At the time, he thought he might want to become a doctor. He needed to continue to get good grades.
“I didn’t want my school life and class schedule to be further affected by forces outside of my control,” he said.
He decided to take on the daunting task of navigating a bureaucratic legal process. At 16, he pleaded before a judge for the right to have legal control over his life.
The experience planted a seed of interest “in the back of my mind” about studying law, he said.
At Yale University, Charlet pursued a bachelor’s degree in classical civilization, focusing his research on the role of women, the military and the poor in antiquity. In addition to becoming a more analytical thinker regarding texts and their biases, he interned during his freshman summer with U.S. Sen. Elizabeth Dole, gaining new insights into federal government and Washington, D.C.
It was during that summer that he had another moment to pause and think about class and privilege. He hadn’t planned properly for his expenses, and when the fellowship housing ran out, he was temporarily homeless and had to beg for money.
He thought about why he did relatively well soliciting, and why others didn’t. Was it his clean-cut look? His lighter skin? Perhaps the Yale T-shirt he wore?
With that experience, and the subsequent opportunity to take a pair of law classes at Yale, the seed of interest in law germinated. He wanted to become a lawyer to find ways to make the law more equitable, utilizing his own unique perspective.
After graduation, he worked as a communications and web specialist at Yale for several years before applying to law schools. He chose UVA for its ties to law firms, the government and nonprofits in Washington, but mostly for its community.
“I was looking for a law school that provided what I had found in college – a socially intellectual community where my peers were excited about sharing what they were learning, but also excited to share any of their varied interests beyond the law,” he said. “I like communities that invest in each other as whole people.”
During his time at UVA, Charlet had yet another experience that made him think about privilege. An insect bit him in Tanzania during a January 2017 service trip with the Black Law Students Association. The group was volunteering at the Women’s Legal Aid Centre, where the students worked on various projects. The bite became infected.

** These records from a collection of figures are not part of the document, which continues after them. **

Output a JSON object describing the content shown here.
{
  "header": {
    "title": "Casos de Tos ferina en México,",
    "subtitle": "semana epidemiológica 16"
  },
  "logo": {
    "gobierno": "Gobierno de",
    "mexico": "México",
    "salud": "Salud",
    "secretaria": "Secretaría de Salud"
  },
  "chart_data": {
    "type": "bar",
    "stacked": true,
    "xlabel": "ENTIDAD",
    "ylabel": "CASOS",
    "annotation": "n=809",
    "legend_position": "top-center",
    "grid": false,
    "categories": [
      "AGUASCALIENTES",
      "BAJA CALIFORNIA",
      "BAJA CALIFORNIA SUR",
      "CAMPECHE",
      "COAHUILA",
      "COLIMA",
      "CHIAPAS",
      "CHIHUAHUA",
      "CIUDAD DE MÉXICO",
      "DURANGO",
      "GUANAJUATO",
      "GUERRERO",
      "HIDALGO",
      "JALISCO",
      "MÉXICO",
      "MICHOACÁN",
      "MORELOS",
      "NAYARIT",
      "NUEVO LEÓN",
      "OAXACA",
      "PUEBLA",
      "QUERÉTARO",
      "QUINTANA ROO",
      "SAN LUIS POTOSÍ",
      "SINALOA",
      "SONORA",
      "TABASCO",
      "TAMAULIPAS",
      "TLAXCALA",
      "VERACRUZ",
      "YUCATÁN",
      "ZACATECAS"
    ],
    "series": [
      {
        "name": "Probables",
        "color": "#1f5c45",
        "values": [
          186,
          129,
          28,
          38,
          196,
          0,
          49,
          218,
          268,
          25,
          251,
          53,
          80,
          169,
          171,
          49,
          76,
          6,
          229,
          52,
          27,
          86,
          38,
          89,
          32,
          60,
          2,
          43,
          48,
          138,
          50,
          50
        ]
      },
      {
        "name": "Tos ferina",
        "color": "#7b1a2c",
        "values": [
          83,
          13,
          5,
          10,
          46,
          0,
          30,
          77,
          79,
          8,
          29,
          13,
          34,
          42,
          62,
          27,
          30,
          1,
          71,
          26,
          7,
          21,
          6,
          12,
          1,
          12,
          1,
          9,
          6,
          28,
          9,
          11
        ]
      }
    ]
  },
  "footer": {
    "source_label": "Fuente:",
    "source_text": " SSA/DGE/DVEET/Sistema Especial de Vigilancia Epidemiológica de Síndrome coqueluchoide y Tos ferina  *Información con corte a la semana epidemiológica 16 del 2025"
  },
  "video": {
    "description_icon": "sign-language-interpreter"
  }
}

“The issue was not from the bite itself, but most likely from the water used for showering,” he said.
After his return to the U.S., the wound grew worse, and Charlet received treatment at the UVA Medical Center. Doctors told him that if they couldn’t get the infection under control immediately, there could be a cascade of negative outcomes, potentially leading to amputation.
But with antibiotics and two months’ more bed rest than he would have preferred, he healed.
“The prospect of amputation was obviously anxiety-inducing for the week or so when it seemed like a very real possibility,” he said. “I was lucky enough to finally have meaningful health insurance after a very financially unstable teenage and young adult life, which not everyone in Tanzania, or even the U.S., has.”
Charlet will join the law firm Hogan Lovells in D.C. after graduation, where he will rotate through the various practice groups. He hopes to be a litigator, and he will test his interest in administrative law against other practice areas.
As he begins his career as a lawyer, he realizes where hard work has intersected with a few helpful breaks – and counts himself among the fortunate.